First off, if it's one thing I don't understand it's emo kids. They are usually between the ages of 15-19 (Those are the years of guilt free fun!) and they are usually middle suburban white kids. (Why are you complaining?)
#1.) You are WHITE. Why the hell are you walking around pouting with your sad black makeup and skull shirt? Seriously? You're fucking white. If black people were walking around all sad and shit, I'd get it. They have a reason to be sad, the whole country for years [and still do] make fun of them. Actually, all races get made fun of, instead of us! You don't see asians walking around all sad and blue. Suck it up, James!
#2.) Who told you cutting your wrist was cool? What makes you think "SLASH SLASH" shirts or anything that has to do with a razor is cool? That's not cool, that's creepy, and you're an idiot.
#3.) Girls jeans on Boys. TAKE THEM OFF, ASSHOLE. Be a fucking man! You look like Princess Barbie in those jeans, and you need to eat. Unless you're a supermodel, you need to eat. You're a developing teenager and your fucking your body up. If you're a boy and you're not gonna eat you might as well resign your penis and get tit implants. I can give you some referrals.
#4.) Stupid Words. HardxCore? What the fuck is hardxcore? Why is there an x there? Why do you feel the need to put X's anywhere, at all? What is it about that letter? Why not I or Q? Seriously, spit it out!
#5.) Scene? What the fuck is a scene kid? Is a scene kid like someone who goes out of their house as opposed to the emos? I don't get it? Why? SOMEONE TELL ME WHY?
#6.) You drive a Toyota! - If you had as bad of a life as you should for the amount you complain, why are you driving a 1982 Chevette. But noooo, you drive a normal car, such as a 2008 Toyota! Fuck off! If you wanna really be sad, ride a bike! Somewhere like, I dunno -- Alaska. Then come to me and tell you slit your wrists.
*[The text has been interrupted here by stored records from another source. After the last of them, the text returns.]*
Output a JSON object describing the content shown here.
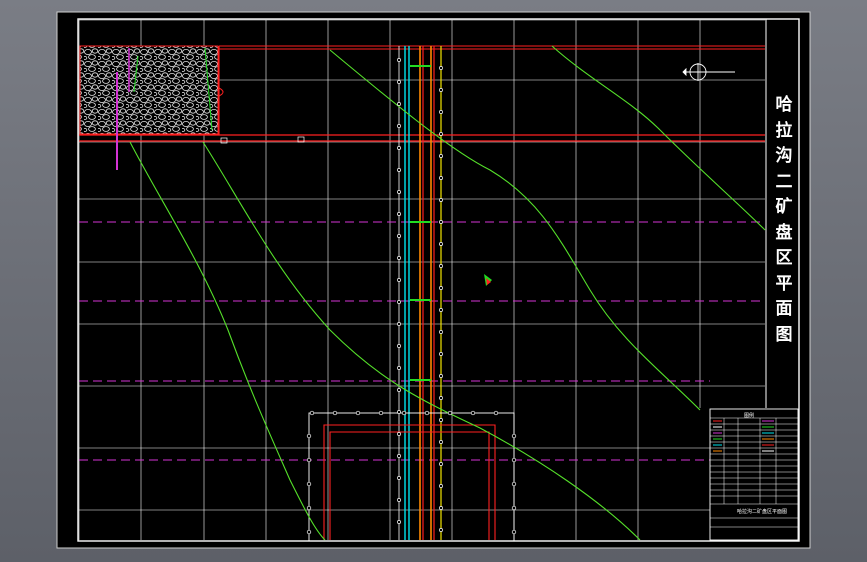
{
  "drawing": {
    "title_chars": [
      "哈",
      "拉",
      "沟",
      "二",
      "矿",
      "盘",
      "区",
      "平",
      "面",
      "图"
    ],
    "legend_header": "图例",
    "legend_footer": "哈拉沟二矿盘区平面图",
    "colors": {
      "grid": "#ffffff",
      "frame": "#ffffff",
      "roadway": "#ff2020",
      "contour": "#55e02a",
      "dashed_boundary": "#d433d4",
      "cyan_tube": "#00e5ee",
      "orange_tube": "#ff8a00",
      "yellow_tube": "#f2e600",
      "green_marker": "#22dd22"
    }
  }
}
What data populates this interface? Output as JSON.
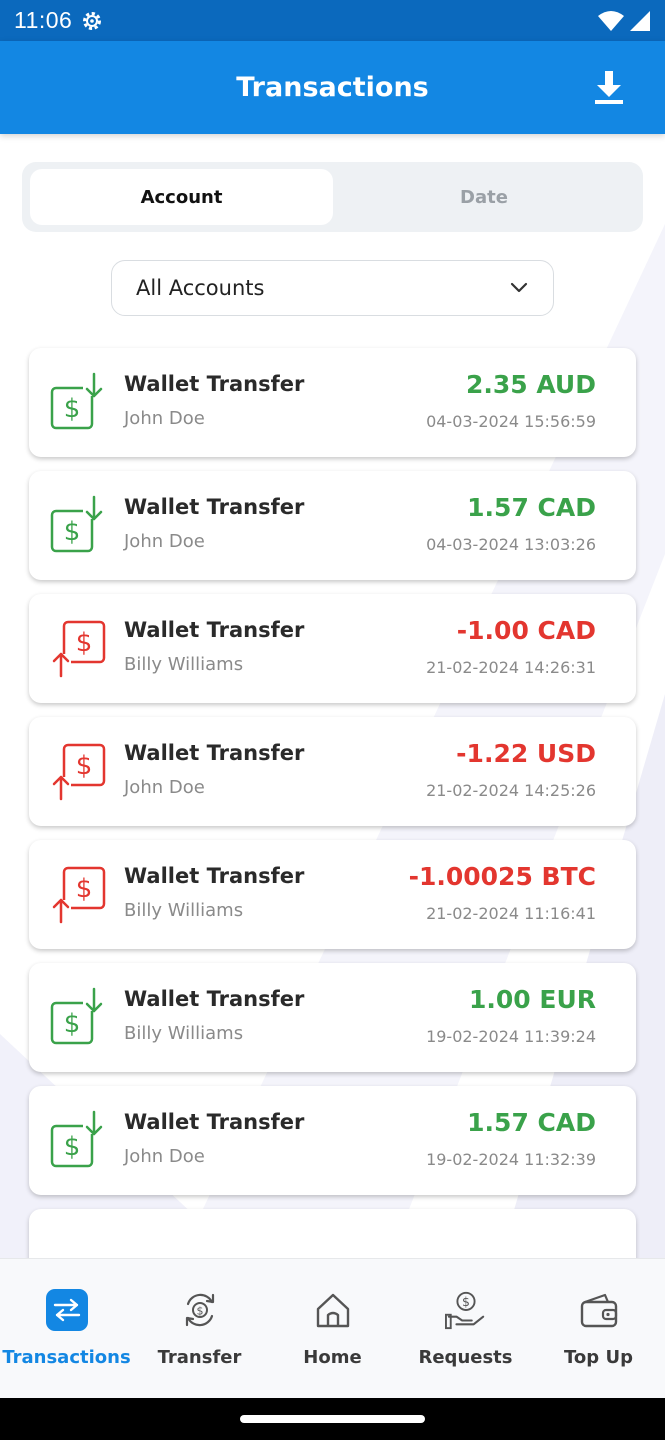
{
  "status_bar": {
    "time": "11:06"
  },
  "header": {
    "title": "Transactions"
  },
  "segment": {
    "tabs": [
      {
        "label": "Account"
      },
      {
        "label": "Date"
      }
    ]
  },
  "account_filter": {
    "value": "All Accounts"
  },
  "transactions": [
    {
      "title": "Wallet Transfer",
      "name": "John Doe",
      "amount": "2.35 AUD",
      "date": "04-03-2024 15:56:59",
      "direction": "incoming"
    },
    {
      "title": "Wallet Transfer",
      "name": "John Doe",
      "amount": "1.57 CAD",
      "date": "04-03-2024 13:03:26",
      "direction": "incoming"
    },
    {
      "title": "Wallet Transfer",
      "name": "Billy Williams",
      "amount": "-1.00 CAD",
      "date": "21-02-2024 14:26:31",
      "direction": "outgoing"
    },
    {
      "title": "Wallet Transfer",
      "name": "John Doe",
      "amount": "-1.22 USD",
      "date": "21-02-2024 14:25:26",
      "direction": "outgoing"
    },
    {
      "title": "Wallet Transfer",
      "name": "Billy Williams",
      "amount": "-1.00025 BTC",
      "date": "21-02-2024 11:16:41",
      "direction": "outgoing"
    },
    {
      "title": "Wallet Transfer",
      "name": "Billy Williams",
      "amount": "1.00 EUR",
      "date": "19-02-2024 11:39:24",
      "direction": "incoming"
    },
    {
      "title": "Wallet Transfer",
      "name": "John Doe",
      "amount": "1.57 CAD",
      "date": "19-02-2024 11:32:39",
      "direction": "incoming"
    }
  ],
  "bottom_nav": [
    {
      "label": "Transactions",
      "icon": "transactions-icon",
      "active": true
    },
    {
      "label": "Transfer",
      "icon": "transfer-icon",
      "active": false
    },
    {
      "label": "Home",
      "icon": "home-icon",
      "active": false
    },
    {
      "label": "Requests",
      "icon": "requests-icon",
      "active": false
    },
    {
      "label": "Top Up",
      "icon": "wallet-icon",
      "active": false
    }
  ],
  "colors": {
    "primary": "#1387e3",
    "status_bar": "#0b69bd",
    "positive": "#3aa24a",
    "negative": "#e3362f"
  }
}
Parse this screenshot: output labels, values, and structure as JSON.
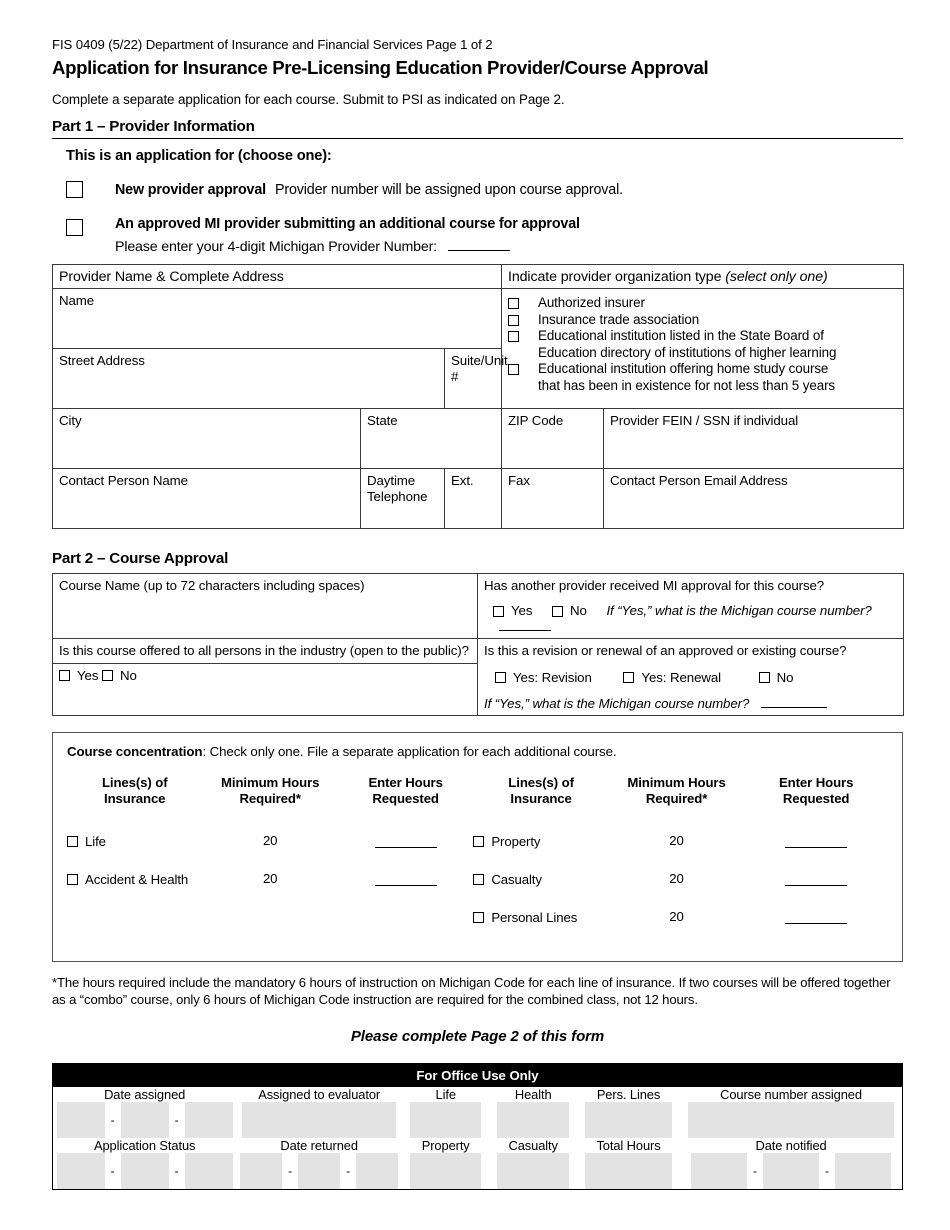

#7.) Tights, you're the only ones wearing them. - What is it with these oversized shirts and sausage tights? They're awful and nobody in fashion magazines is wearing them, except for you! They are ok for working out but not wearing to the bar. And especially paired with: mini skirts, high heals, and bangles. HELLO 1986, I'M HOME!
#8.) The face you think being an emo kid means you are good as music - What the fuck are you doing with that Guitar? Put it down, Ashley! You are not a musician just because you think you are. You suck balls! And what's with you guys having a super retro music selection, like assorted 80's or even as far back as the Beatles. Listen you stupid freaks, that's not your music. That's mine, and my parents music! Take it off your ipod, and go listen to some shitty ass "Jonas Brothers" or whatever the hell you guys listen to that nobody over the age of 18 cares about.
#9.) Neon Colors - It appears "scene" has taken a sharp turn towards the bright light in the past 2 years as my googling research has shown. Apparently they now favor bright neon colors. Again, WHAT THE FUCK?? Is the 80's coming back? I mean like seriously, neon pink does nothing for that huge gaping space between you teeth, Samantha.
#10.) You think you're original - You're not. Dark clothing and sad expressions arn't exactly a new thing. You guys are like the pussies of Goth. At least those goth bitches know what's up. They take it to the full extent, you guys are like standing on the edge of Goth Mountain, about to jump off but turn back around and say "I don't know guys, looks pretty steep, wanna go grab some Jamba Juice?"